Dans le tout nouvel épisode du podcast intitulé « Dans les yeux d’Agathe », l’ancien chef d’État se prête à l’entretien aux côtés d’Agathe Lambret. Au cours de cet échange, il revient en détail sur les années de son mandat, sur les expériences qui l’ont façonné et sur les éléments qui ont construit sa trajectoire politique, tout en expliquant ce qui l’a amener à regarder l’avenir avec une certaine détermination. Il expose aussi ce qui, aujourd’hui, le pousse à envisager l’échéance de 2027 et les raisons qui le conduisent à se préparer pour cette période. Ce témoignage offre ainsi une vision plus intime de son parcours et des motivations qui orientent ses choix à venir.
Dans cet épisode inédit du podcast « Dans les yeux d’Agathe », l’ancien président François Hollande se penche sur la manière dont il a construit son identité politique, sur la nature de l’exercice présidentiel et sur les défis qui attendent la France en 2027.
Pour l’ancien chef de l’État, la politique se résume avant tout à une affaire de « transmission ». François Hollande a grandi entre un père médecin, attaché à une droite traditionaliste et privilégiant l’Algérie française, et une mère assistante sociale, engagée à gauche. Il se souvient avoir craint l’effondrement du monde, alors qu’elle cherchait sans cesse des raisons d’espérer. « Ces deux contraires, le jour et la nuit, m’ont quand même, si je puis dire, éclairé ». Il déclare : « J’ai remercié mes parents, pas simplement parce qu’ils m’avaient mis au monde, mais pour leur différence, précisément pour m’avoir permis d’exercer mon sens critique. »
Gestuelle, humour et rapport de force
Puisant son modèle chez François Mitterrand, François Hollande a compris que la politique se joue aussi sur la scène, où les gestes et l’esprit servent d’instruments de pouvoir. Et l’humour y a aussi sa place. « Il n’y a pas de politique sans humour, dit-il. Il n’y a pas non plus de politique sans réflexion, sans idées, sans argumentation, mais il faut toujours savoir insuffler de l’esprit, afin que ceux qui vous écoutent retiennent, ne serait-ce qu’un instant, par un rire ou par un sourire. »
À la tête de l’État, Hollande a également mesuré la gravité de la fonction et l’importance du rapport de force. Il revient sur la dureté des échanges sur la scène internationale, face à des acteurs comme Vladimir Poutine ou Donald Trump. Le dirigeant russe, affirme-t-il, alterne « le brûlant et le glacial » et « ne comprend que les rapports de force ». Il précise par ailleurs qu’Emmanuel Macron ne l’a pas consulté pour s’appuyer sur son expérience. « S’il l’avait fait, je l’aurais mis en garde en ne lui laissant pas croire que la séduction, les invitations, une espèce de complicité ou de connivence pourraient avoir le moindre effet. » Est-ce un conseil qu’il lui donnerait encore aujourd’hui ? « Il est encore temps de le suivre… »

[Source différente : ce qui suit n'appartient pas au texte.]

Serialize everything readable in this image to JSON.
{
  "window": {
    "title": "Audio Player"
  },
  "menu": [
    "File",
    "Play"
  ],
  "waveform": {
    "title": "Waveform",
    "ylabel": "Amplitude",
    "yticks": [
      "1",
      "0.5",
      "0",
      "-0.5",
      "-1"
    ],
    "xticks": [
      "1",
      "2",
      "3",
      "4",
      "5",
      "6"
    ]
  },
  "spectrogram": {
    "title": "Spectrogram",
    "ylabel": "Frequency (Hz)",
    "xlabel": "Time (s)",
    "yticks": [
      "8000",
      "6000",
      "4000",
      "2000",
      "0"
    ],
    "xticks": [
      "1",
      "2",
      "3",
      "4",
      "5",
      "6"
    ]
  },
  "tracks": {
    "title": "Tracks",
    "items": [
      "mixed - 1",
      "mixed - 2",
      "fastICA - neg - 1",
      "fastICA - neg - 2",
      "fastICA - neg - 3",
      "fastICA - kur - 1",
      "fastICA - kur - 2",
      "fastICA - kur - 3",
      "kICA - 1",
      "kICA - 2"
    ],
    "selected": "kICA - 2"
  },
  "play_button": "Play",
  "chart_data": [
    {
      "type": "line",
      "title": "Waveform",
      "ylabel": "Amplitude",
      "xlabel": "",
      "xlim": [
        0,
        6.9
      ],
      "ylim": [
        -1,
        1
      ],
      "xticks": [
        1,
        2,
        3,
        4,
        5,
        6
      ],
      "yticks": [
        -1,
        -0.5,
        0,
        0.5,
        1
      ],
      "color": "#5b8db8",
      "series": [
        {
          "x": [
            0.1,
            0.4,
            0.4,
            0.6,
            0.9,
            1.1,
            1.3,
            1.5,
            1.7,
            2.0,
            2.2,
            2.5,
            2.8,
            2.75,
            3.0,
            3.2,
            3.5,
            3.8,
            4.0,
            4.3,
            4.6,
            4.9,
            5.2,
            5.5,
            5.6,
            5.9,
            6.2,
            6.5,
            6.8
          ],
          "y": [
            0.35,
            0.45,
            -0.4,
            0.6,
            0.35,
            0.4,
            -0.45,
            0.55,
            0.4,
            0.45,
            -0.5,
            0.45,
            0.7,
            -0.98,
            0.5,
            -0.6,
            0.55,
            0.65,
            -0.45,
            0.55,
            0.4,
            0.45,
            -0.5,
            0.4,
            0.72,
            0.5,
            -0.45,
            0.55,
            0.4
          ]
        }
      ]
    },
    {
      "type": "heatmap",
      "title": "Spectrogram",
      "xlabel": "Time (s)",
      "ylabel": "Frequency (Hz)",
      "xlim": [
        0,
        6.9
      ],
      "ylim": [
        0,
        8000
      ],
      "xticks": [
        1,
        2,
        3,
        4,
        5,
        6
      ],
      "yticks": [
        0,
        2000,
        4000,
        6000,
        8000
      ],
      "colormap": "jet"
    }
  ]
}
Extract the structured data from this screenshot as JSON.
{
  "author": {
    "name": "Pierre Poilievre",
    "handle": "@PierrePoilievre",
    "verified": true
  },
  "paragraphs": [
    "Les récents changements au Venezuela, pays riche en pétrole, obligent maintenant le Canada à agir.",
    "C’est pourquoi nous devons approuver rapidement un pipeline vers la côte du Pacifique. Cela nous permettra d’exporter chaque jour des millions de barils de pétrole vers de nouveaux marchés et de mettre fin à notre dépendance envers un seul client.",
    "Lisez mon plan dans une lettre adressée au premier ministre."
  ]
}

« Le vote utile sera la mécanique de 2027 »
Bien qu’il ne se soit pas officiellement déclaré candidat pour 2027, François Hollande affirme se préparer pour l’éventualité. Non pas parce qu’il entretiendrait « une relation passionnelle à l’égard du pouvoir », affirme-t-il. « Ce qui est intéressant, c’est de savoir si c’est utile d’être candidat ou de ne pas être candidat. Aujourd’hui, qui peut dire qu’il va être président demain ? Ce sont les Français seulement qui le diront le moment venu. » Il récuse l’idée d’une primaire à gauche, écarte l’hypothèse Mélenchon – « S’il est au second tour, chacun sait qu’il sera battu par Marine Le Pen ou par Jordan Bardella » – et préfère parler d’un « projet commun », d’un travail collectif avec ceux qu’il cite comme proches, Raphaël Glucksmann, Bernard Cazeneuve et « une grande partie des responsables socialistes ». « C’est ensuite que chacun doit savoir s’il est le mieux placé pour l’emporter. Moi, je serai toujours du côté de celui ou celle qui apportera toutes les garanties pour gagner. »
Pour lui, le vote utile est « la mécanique du scrutin de 2027, à droite comme à gauche ». « Avant, on disait : on choisit au premier tour, puis on élimine. Cette fois, les électeurs vont choisir et éliminer dès le premier tour. Au premier tour, vous saurez qui va être président de la République. Et les Français feront tout pour que leur choix de premier tour soit le choix décisif. »
François Hollande le sait, être passé par la présidence ne constitue pas forcément un atout, même s’il affirme le principe « Toujours être fier de ce qu’on a fait ». Cependant « on ne se fait pas réélire sur un bilan, il faut toujours avoir un projet », concède-t-il. Pour lui, qui avoue « peur du temps qui passe », « ce qui compte, c’est la suite ».